Gemma 4: Google launches Gemma 4 on Good Friday, delivering standout performance metrics.
Photo by Compare Fibre on Unsplash
Google launched Gemma 4 on Good Friday, with early analytics from AINews' Marc Andreesen pod indicating it may rank among the top Latent Space pods ever, according to Latent reports.
Key Facts
- •Key company: Gemma 4
- •Also mentioned: Qwen, DeepMind, Anthropic
Google said Gemma 4 tops the Arena AI leaderboard, ranking #3 among dense models with just 31 billion parameters, according to the Pudgy Cat report. The same analysis places the 26 billion‑parameter mixture‑of‑experts (MoE) version at #6 globally, a performance the outlet describes as “unprecedented intelligence per parameter.”
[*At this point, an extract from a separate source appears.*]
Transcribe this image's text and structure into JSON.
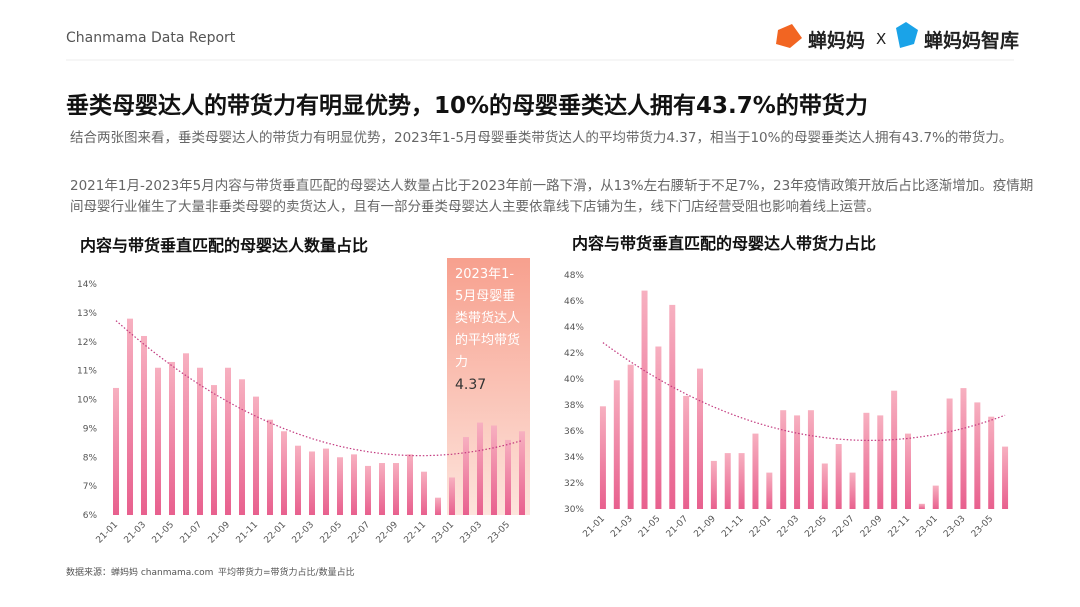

The launch bundles four variants under an Apache 2.0 license, a shift highlighted by AINews’ community roundup. The smallest, Gemma 4 E2B (2 B parameters), runs on smartphones, Raspberry Pi and Jetson Nano with “near‑zero latency” and native audio support, while the 4 B‑parameter E4B model targets the same edge devices with higher capability. Both are marketed as “Effective” models engineered to punch above their weight on constrained hardware, per the Pudgy Cat summary.
Google’s internal research stack, the same that powers Gemini 3, underpins the new family, the report notes. The 31 B dense model allegedly outperforms rivals “20 times larger,” a claim echoed by the same source as the core selling point of the release.
Day‑0 ecosystem support arrived across major runtimes, AINews reported. vLLM added GPU, TPU and XPU back‑ends simultaneously; llama.cpp, Ollama and Intel’s Xeon, Xe GPU and Core Ultra stacks all listed immediate compatibility. Unsloth announced local run and fine‑tune tools, and Hugging Face’s Infer platform posted ready‑to‑deploy endpoints.
Industry voices on social media praised the move. François Chollet called Gemma 4 “Google’s strongest open model yet” and urged developers to use the JAX backend in KerasHub, while Demis Hassabis highlighted its efficiency, saying it “outperforms models 10× larger on Google’s chart.” The license shift was called a “real open‑weights release” by Clement Delangue, QuixiAI and the official @googlegemma account, according to the AINews roundup.